By Tom Polansek
CHICAGO, Nov 10 (Reuters) – U.S. wheat futures rallied on Wednesday, with the front-month K.C. hard red winter wheat contract KWc1 jumping to its highest in 7-1/2 years, on concerns about tightening global supplies and strong export demand.
Corn futures also rose, with the most-active contract surging 2.6% in its biggest daily percentage gain in four months.
Soybean futures rose for the second day in a row on follow-through buying after the U.S. Agriculture Department’s cut to the harvest outlook sparked a rally on Tuesday.
Wheat’s rise stemmed from hopes that U.S. exporters will pick up some business as other suppliers tighten their grip on stocks.
Top wheat exporter Russia may change the way it calculates grain export taxes in case of price hikes, Agriculture Minister Dmitry Patrushev said. Russia also plans to set export quotas for the first half of 2022.

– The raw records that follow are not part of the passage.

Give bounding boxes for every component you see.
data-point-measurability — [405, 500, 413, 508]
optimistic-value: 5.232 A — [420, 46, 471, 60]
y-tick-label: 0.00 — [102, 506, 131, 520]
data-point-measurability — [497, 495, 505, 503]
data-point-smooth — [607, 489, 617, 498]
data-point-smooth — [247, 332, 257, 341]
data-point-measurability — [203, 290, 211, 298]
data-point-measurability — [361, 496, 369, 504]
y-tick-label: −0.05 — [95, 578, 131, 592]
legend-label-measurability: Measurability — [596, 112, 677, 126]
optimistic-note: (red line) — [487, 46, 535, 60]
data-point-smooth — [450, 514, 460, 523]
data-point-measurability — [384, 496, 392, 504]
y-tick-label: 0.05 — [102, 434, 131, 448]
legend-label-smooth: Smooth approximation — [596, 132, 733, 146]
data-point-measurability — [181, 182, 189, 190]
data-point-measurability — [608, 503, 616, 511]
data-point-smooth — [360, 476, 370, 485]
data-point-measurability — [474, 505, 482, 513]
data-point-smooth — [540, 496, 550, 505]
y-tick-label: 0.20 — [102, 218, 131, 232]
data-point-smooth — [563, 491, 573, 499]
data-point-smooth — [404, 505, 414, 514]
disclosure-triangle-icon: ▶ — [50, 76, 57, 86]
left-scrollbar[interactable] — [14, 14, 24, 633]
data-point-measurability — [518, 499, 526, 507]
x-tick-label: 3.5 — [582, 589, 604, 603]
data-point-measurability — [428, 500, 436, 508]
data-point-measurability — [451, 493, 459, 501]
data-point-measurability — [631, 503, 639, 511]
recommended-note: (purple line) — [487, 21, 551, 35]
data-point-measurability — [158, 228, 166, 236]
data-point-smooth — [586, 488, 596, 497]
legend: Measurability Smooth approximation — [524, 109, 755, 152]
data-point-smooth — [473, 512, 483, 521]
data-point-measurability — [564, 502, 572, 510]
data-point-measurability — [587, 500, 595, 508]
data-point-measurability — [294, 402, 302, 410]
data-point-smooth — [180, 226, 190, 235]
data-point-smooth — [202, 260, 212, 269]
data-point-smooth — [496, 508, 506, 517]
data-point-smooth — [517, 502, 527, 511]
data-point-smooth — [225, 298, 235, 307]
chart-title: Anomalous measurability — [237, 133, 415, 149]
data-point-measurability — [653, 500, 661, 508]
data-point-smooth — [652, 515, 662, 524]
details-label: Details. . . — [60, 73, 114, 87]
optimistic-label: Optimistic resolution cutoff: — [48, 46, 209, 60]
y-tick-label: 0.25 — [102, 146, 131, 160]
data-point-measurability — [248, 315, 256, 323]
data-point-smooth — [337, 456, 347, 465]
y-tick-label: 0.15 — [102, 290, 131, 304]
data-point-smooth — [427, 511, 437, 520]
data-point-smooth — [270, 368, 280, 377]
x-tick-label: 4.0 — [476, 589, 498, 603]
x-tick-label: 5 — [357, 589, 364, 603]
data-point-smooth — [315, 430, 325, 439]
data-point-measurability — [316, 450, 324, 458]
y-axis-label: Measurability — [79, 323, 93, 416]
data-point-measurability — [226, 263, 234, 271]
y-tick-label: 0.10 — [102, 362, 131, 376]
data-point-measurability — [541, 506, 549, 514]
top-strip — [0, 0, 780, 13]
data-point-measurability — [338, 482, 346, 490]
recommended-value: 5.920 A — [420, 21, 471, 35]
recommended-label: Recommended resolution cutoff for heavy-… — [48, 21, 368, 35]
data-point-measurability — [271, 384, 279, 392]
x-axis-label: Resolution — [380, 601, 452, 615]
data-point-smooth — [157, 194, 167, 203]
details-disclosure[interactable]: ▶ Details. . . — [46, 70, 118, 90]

“Wheat has a story this year, and that story is that the Russians are hell-bent on destroying their leading presence as a wheat exporter to the world,” Charlie Sernatinger, global head of grain futures at ED&F Man Capital, said in a note to clients.
The benchmark Chicago Board of Trade December wheat futures WZ1 ended up 24-1/2 cents at $8.03 a bushel. K.C. December hard red winter wheat KWZ1 gained 24 cents at $8.17-1/2, topping out at $8.19-1/2, the highest for the front-month contract KWc1 since May 13, 2014.
CBOT January soybeans SF2 were up 4-3/4 cents at $12.16-3/4 a bushel.
The soy market hit the 11-month low before the U.S. Department of Agriculture on Tuesday issued a lower-than-expected U.S. soybean crop estimate in a monthly crop report.
The market is readjusting to the “notion of smaller rather than larger 21/22 U.S. supplies,” said Rich Feltes, head of market insights for RJ O’Brien.
CBOT December corn CZ1 rose 13-1/2 cents to $5.69-1/4 a bushel.